Whenever we feel tired of life and afraid of the world around us, we look for a retreat. Dreams of distant, magical places, of wonderful moments in which you can forget ‘everything’ and ‘find yourself’ lead to dangerous areas of the mind.

In psychology, a special state of mind is known where the patient shuts themselves in a mental bubble; here, although they are suffering, they feel safer than in the world outside. “I have come to refer to [these states],” writes John Steiner in his book on this subject, “as psychic retreats, refuges, shelters, sanctuaries or havens.” A retreat arises as a reaction to fear. “It is possible to observe patients in a ‘delusional mood’, in which extreme anxiety is accompanied by depersonalization and feelings of ill-defined dread, who may actually appear relieved as the defuse dread gives way to fixed systematized delusion.” As if only in imaginary worlds is it possible to find security and liberation from fear and pain. “The retreat then serves as an area of the mind where reality does not have to be faced, where phantasy and omnipotence can exist unchecked and where anything is permitted.” This is the feature that often makes the retreat so appealing to the patient and usually involves the use of perverse and psychotic mechanisms.

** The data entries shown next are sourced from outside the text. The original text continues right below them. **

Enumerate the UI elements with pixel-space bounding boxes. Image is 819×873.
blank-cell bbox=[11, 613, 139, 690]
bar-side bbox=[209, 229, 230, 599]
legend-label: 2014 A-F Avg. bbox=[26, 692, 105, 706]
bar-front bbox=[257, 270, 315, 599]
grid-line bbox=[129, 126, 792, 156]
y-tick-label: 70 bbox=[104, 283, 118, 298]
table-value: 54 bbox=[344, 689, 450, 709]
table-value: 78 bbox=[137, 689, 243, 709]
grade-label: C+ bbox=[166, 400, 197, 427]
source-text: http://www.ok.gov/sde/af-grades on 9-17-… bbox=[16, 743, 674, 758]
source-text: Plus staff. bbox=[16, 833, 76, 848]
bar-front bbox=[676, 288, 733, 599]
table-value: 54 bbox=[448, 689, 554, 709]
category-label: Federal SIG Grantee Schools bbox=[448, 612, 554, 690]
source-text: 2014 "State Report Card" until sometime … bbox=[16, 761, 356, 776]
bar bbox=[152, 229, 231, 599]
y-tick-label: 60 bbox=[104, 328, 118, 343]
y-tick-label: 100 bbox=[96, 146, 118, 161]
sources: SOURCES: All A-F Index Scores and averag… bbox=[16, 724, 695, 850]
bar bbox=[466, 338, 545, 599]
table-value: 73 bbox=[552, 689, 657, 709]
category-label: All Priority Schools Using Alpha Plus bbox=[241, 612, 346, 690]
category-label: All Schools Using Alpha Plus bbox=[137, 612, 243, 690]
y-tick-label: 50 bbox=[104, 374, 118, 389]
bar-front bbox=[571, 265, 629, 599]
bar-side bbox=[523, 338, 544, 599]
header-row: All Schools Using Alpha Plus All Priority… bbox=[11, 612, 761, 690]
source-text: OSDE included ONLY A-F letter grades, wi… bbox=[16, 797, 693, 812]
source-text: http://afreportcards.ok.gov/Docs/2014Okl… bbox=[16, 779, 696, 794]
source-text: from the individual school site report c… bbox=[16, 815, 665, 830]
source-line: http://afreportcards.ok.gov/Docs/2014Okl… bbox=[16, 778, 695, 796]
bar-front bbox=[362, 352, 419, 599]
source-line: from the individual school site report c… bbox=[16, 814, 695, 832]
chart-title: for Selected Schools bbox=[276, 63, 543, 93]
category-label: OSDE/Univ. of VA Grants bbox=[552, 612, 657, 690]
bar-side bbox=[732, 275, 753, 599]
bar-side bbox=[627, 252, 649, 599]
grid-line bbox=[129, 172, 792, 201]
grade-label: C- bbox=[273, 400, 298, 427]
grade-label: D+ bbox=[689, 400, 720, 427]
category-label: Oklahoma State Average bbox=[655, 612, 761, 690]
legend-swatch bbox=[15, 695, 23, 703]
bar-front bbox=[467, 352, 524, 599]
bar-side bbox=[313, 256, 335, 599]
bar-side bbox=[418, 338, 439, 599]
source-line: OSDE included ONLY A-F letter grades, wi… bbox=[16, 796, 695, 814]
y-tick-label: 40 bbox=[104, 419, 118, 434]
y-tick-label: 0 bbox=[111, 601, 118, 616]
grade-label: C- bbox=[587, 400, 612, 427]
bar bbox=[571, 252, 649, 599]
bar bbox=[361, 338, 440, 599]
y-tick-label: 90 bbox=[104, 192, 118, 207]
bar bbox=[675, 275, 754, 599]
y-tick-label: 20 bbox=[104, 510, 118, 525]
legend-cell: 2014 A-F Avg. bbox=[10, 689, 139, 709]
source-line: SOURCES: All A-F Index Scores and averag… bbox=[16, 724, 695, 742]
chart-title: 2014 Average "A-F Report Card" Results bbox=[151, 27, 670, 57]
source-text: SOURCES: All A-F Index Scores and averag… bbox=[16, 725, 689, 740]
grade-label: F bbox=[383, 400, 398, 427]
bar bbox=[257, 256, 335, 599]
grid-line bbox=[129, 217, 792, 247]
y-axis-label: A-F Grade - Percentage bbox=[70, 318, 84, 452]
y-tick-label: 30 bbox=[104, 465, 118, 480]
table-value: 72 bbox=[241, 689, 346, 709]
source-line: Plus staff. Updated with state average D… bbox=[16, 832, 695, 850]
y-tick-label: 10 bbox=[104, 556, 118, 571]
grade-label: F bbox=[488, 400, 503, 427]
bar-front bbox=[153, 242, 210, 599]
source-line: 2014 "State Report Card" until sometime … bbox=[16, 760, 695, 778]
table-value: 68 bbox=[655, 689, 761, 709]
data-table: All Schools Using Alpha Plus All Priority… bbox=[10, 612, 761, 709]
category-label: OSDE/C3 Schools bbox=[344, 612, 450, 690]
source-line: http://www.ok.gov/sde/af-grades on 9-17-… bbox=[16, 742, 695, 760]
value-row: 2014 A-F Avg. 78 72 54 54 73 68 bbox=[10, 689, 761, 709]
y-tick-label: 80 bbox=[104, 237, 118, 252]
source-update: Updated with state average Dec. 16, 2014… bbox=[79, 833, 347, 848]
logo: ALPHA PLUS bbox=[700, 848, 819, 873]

Retreat is not just an issue for patients in psychiatric hospitals or those undergoing psychotherapy. Whenever we feel tired of life and afraid of the world around us, we look for a retreat. Dreams of distant, magical places, of wonderful moments in which you can forget ‘everything’ and ‘find yourself’ lead dangerously close to the borders of a retreat. The border that separates delusion from reality is deceptively subtle.